Backing out the Math

So far you have a condominium association that isn't failing, but has financial issues. Here is a way to look at the math and to make everything make sense.

Come up with a number that will make the association healthy. This requires using the following:

  • Any loans the association has or has had approved (even if they haven't spent the money yet)
  • Any special assessments that are due (this includes payments scheduled for future years)
  • The dollar amount that would bring the operating account to a reasonable balance
  • The dollar amount that would bring the reserve account to a reasonable balance
  • The dollar amount of any maintenance items that need to be taken care of on the building
  • Any other expense the association expects to have to deal with

Here is an example:

Let's say there's a 200 unit condo with $500,000 in debt, $3,000 in special assessments with another $1,000 broken into future payments. The association has $50,000 operating account and $50,000 reserve account. Also, the association must fix the buildings railings which costs $200,000.
You think the association should have a $100,000 operating account and $350,000 in the reserve account.

Now, let's do the math.

Loans $500,000
Special assessments $600,000 ($3,000 per unit and 200 units is $600,000)
Special assessment payments 200k ($1,000 per unit and 200 units is $200,000)
Operating account funds needed $50,000 ($50,000 in operating, but you think they should have $100,000)
Reserve account funds needed $300,000 ($50,000 in reserve, but you think they should have $350,000)
Raining maintenance $200,000
--------------------------------------
Total: $1,850,000

So we have an association with $1,850,000 less than you think it should have to be a healthy association. That is a big scary number, right? Not really. If you wanted to take care of the whole thing right now, it would be easy. Take the total and divide it by the 200 condos in building.

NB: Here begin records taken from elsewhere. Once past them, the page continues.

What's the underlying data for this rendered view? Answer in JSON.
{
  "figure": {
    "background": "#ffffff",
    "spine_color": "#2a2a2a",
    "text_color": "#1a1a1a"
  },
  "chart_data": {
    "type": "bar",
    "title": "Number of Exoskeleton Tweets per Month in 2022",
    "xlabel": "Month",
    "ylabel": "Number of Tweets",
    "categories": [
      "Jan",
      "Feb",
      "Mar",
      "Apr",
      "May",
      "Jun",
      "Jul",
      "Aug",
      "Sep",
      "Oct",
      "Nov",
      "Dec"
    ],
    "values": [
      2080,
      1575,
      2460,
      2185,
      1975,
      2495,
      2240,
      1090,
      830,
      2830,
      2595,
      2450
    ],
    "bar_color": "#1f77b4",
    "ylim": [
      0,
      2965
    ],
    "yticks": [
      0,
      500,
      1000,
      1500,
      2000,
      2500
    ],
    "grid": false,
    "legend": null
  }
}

$1,850,000 / 200 = $9250 per unit

They already have $4,000 of that covered in a special assessment, so they are already working on the problem. If you write your contract correctly, they will be paying the special assessment and all future special assessment payments in full at closing.

So you can take the $9250 and subtract the $4,000 in the special assessment? You're down to $5260

$300,000 + $5,250 = 305,250 or roughly $305,000 if I round to the nearest thousand.

Let's say you are buying a condo for $300,000. The question you need to ask yourself is; do I like this purchase at $305,000? You can even return to the seller and say you're fine with paying $295,000.?Either way it isn't the huge scary sum you thought it was when you start reading this article.

Condominium associations are notoriously hard to make insolvent, especially in Panama City Beach. I am not aware of any gulf front Panama City Beach condos for sale that have so much as a hint of becoming insolvent. I hope you found this information helpful.